On Mon, 18 Jun 2012 10:27:59 +0200, Oliver Tappe <zooey@xxxxxxxxxxxxxxx> 
wrote:
> In your example above, you seem to assume that packages declare 
> dependencies 
> on exact versions of other packages (package A requires package B in 
> version 
> 1.6). What should happen if package B v1.6.1 is the only one 
> available? It 
> doesn't match v1.6, but it may (or may not) be compatible ...
This information can be known by package B. For example package B v3.5 
have information that version range 1.0 - 3.5 is compatible with it. 
When resolver will try to find package, compatible with B v1.6, package 
B v3.5 will be found becouse 1.6 contains in range 1.0 - 3.5. Also 
version range can be applied not only for a package but for individual 
items in a package.

In this case package developer don't need to find what services of 
imported package he need, he just set imported package version that he 
use, compatability is a problem of dependency packages.

> In order to allow for that (and to increase the flexibility), Haiku's 
> packages don't declare dependencies on exact versions of other 
> packages 
> (package A requires package B in version 1.6), but on abstract 
> resolvables 
> (package A requires something providing B in a version compatible 
> with ABI 
> 1.6).
In what way abstract resolvables will be defined?
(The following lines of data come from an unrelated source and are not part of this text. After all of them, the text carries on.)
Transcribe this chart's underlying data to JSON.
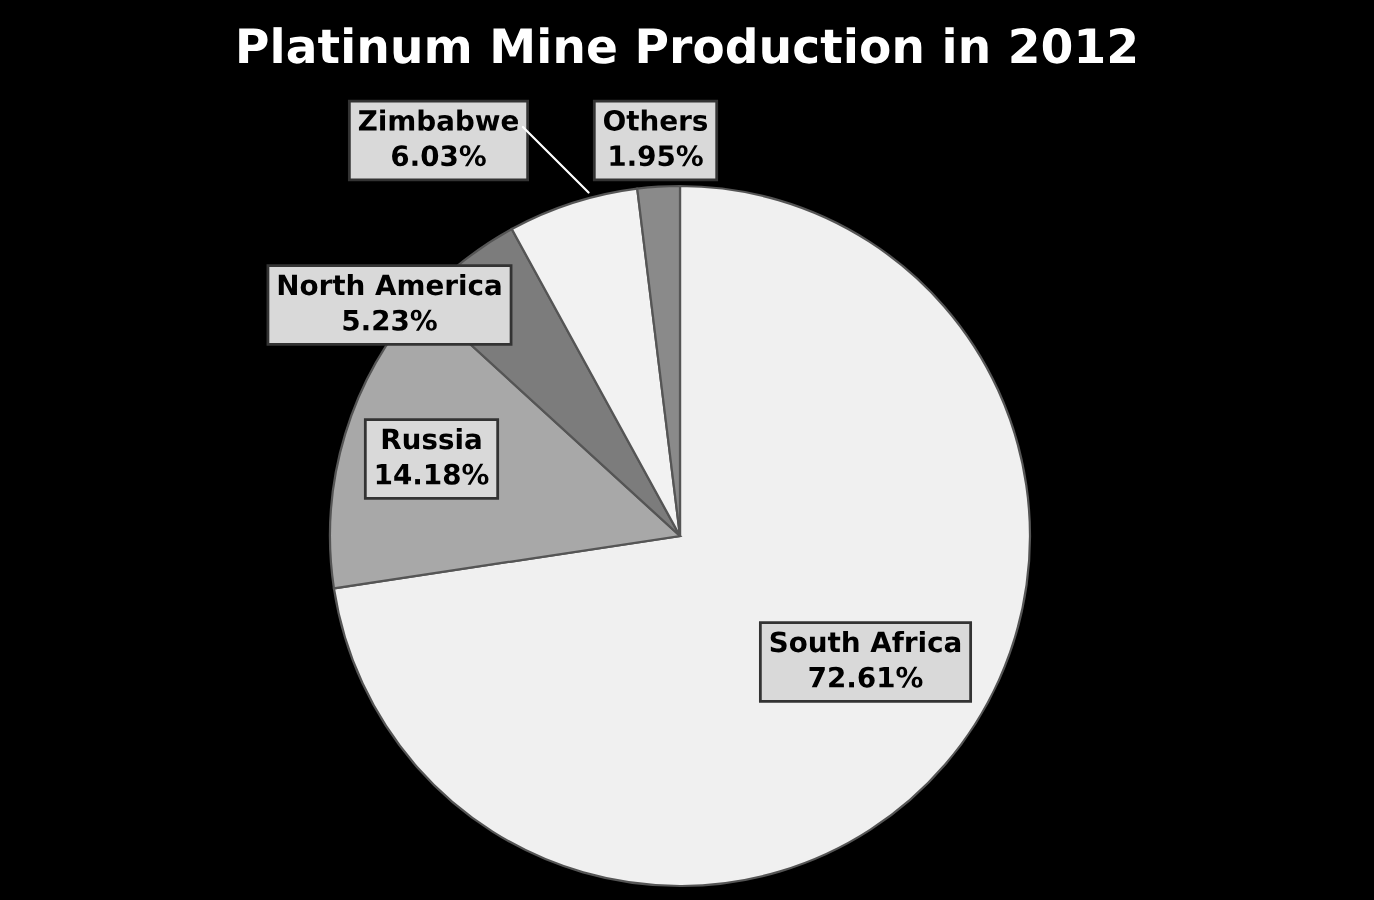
{
  "chart_data": {
    "type": "pie",
    "title": "Platinum Mine Production in 2012",
    "categories": [
      "South Africa",
      "Russia",
      "North America",
      "Zimbabwe",
      "Others"
    ],
    "values": [
      72.61,
      14.18,
      5.23,
      6.03,
      1.95
    ],
    "value_labels": [
      "72.61%",
      "14.18%",
      "5.23%",
      "6.03%",
      "1.95%"
    ],
    "colors": [
      "#f0f0f0",
      "#a8a8a8",
      "#7c7c7c",
      "#f2f2f2",
      "#8a8a8a"
    ]
  }
}
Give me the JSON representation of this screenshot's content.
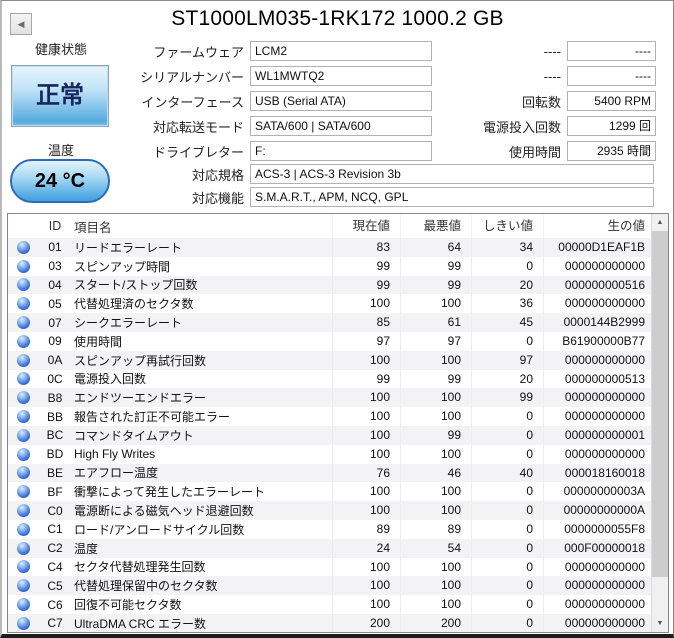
{
  "window": {
    "title": "ST1000LM035-1RK172 1000.2 GB",
    "back_icon": "◀"
  },
  "health": {
    "label": "健康状態",
    "status": "正常",
    "temp_label": "温度",
    "temp_value": "24 °C"
  },
  "colors": {
    "health_good_blue": "#47a3e1",
    "status_orb_blue": "#2f62c8"
  },
  "info_fields": [
    {
      "label": "ファームウェア",
      "value": "LCM2"
    },
    {
      "label": "シリアルナンバー",
      "value": "WL1MWTQ2"
    },
    {
      "label": "インターフェース",
      "value": "USB (Serial ATA)"
    },
    {
      "label": "対応転送モード",
      "value": "SATA/600 | SATA/600"
    },
    {
      "label": "ドライブレター",
      "value": "F:"
    }
  ],
  "wide_fields": [
    {
      "label": "対応規格",
      "value": "ACS-3 | ACS-3 Revision 3b"
    },
    {
      "label": "対応機能",
      "value": "S.M.A.R.T., APM, NCQ, GPL"
    }
  ],
  "right_fields": [
    {
      "label": "----",
      "value": "----"
    },
    {
      "label": "----",
      "value": "----"
    },
    {
      "label": "回転数",
      "value": "5400 RPM"
    },
    {
      "label": "電源投入回数",
      "value": "1299 回"
    },
    {
      "label": "使用時間",
      "value": "2935 時間"
    }
  ],
  "smart": {
    "columns": [
      "ID",
      "項目名",
      "現在値",
      "最悪値",
      "しきい値",
      "生の値"
    ],
    "rows": [
      {
        "id": "01",
        "name": "リードエラーレート",
        "current": "83",
        "worst": "64",
        "threshold": "34",
        "raw": "00000D1EAF1B"
      },
      {
        "id": "03",
        "name": "スピンアップ時間",
        "current": "99",
        "worst": "99",
        "threshold": "0",
        "raw": "000000000000"
      },
      {
        "id": "04",
        "name": "スタート/ストップ回数",
        "current": "99",
        "worst": "99",
        "threshold": "20",
        "raw": "000000000516"
      },
      {
        "id": "05",
        "name": "代替処理済のセクタ数",
        "current": "100",
        "worst": "100",
        "threshold": "36",
        "raw": "000000000000"
      },
      {
        "id": "07",
        "name": "シークエラーレート",
        "current": "85",
        "worst": "61",
        "threshold": "45",
        "raw": "0000144B2999"
      },
      {
        "id": "09",
        "name": "使用時間",
        "current": "97",
        "worst": "97",
        "threshold": "0",
        "raw": "B61900000B77"
      },
      {
        "id": "0A",
        "name": "スピンアップ再試行回数",
        "current": "100",
        "worst": "100",
        "threshold": "97",
        "raw": "000000000000"
      },
      {
        "id": "0C",
        "name": "電源投入回数",
        "current": "99",
        "worst": "99",
        "threshold": "20",
        "raw": "000000000513"
      },
      {
        "id": "B8",
        "name": "エンドツーエンドエラー",
        "current": "100",
        "worst": "100",
        "threshold": "99",
        "raw": "000000000000"
      },
      {
        "id": "BB",
        "name": "報告された訂正不可能エラー",
        "current": "100",
        "worst": "100",
        "threshold": "0",
        "raw": "000000000000"
      },
      {
        "id": "BC",
        "name": "コマンドタイムアウト",
        "current": "100",
        "worst": "99",
        "threshold": "0",
        "raw": "000000000001"
      },
      {
        "id": "BD",
        "name": "High Fly Writes",
        "current": "100",
        "worst": "100",
        "threshold": "0",
        "raw": "000000000000"
      },
      {
        "id": "BE",
        "name": "エアフロー温度",
        "current": "76",
        "worst": "46",
        "threshold": "40",
        "raw": "000018160018"
      },
      {
        "id": "BF",
        "name": "衝撃によって発生したエラーレート",
        "current": "100",
        "worst": "100",
        "threshold": "0",
        "raw": "00000000003A"
      },
      {
        "id": "C0",
        "name": "電源断による磁気ヘッド退避回数",
        "current": "100",
        "worst": "100",
        "threshold": "0",
        "raw": "00000000000A"
      },
      {
        "id": "C1",
        "name": "ロード/アンロードサイクル回数",
        "current": "89",
        "worst": "89",
        "threshold": "0",
        "raw": "0000000055F8"
      },
      {
        "id": "C2",
        "name": "温度",
        "current": "24",
        "worst": "54",
        "threshold": "0",
        "raw": "000F00000018"
      },
      {
        "id": "C4",
        "name": "セクタ代替処理発生回数",
        "current": "100",
        "worst": "100",
        "threshold": "0",
        "raw": "000000000000"
      },
      {
        "id": "C5",
        "name": "代替処理保留中のセクタ数",
        "current": "100",
        "worst": "100",
        "threshold": "0",
        "raw": "000000000000"
      },
      {
        "id": "C6",
        "name": "回復不可能セクタ数",
        "current": "100",
        "worst": "100",
        "threshold": "0",
        "raw": "000000000000"
      },
      {
        "id": "C7",
        "name": "UltraDMA CRC エラー数",
        "current": "200",
        "worst": "200",
        "threshold": "0",
        "raw": "000000000000"
      }
    ]
  },
  "scrollbar": {
    "up_icon": "▲",
    "down_icon": "▼"
  }
}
> unless it failed because of a timeout, which just indicates that 
> the problem is too complicated
Can SAT-solver guarantee that if developer package his software 
correctly this will never happens?


Also it is good to mention, that linux packages is maintained by army 
of linux distribution maintainers. Without maintaining package can stop 
working for some unknown reason(someone break binary compatability, new 
GCC appeared and many others). While this is OK while all packages can 
be tested manually, this is absolutely unacceptable for commertical and 
independent packages(Haiku will has that, won't it?). Developers of 
such packages don't know about each other and test only their software, 
not all avalible. They don't know what future versions of dependency 
packages will arrive. User must have ability to use such packages in 
any combinations, even if packages is 10 years old. Also he need to 
know what he need to install to use a package.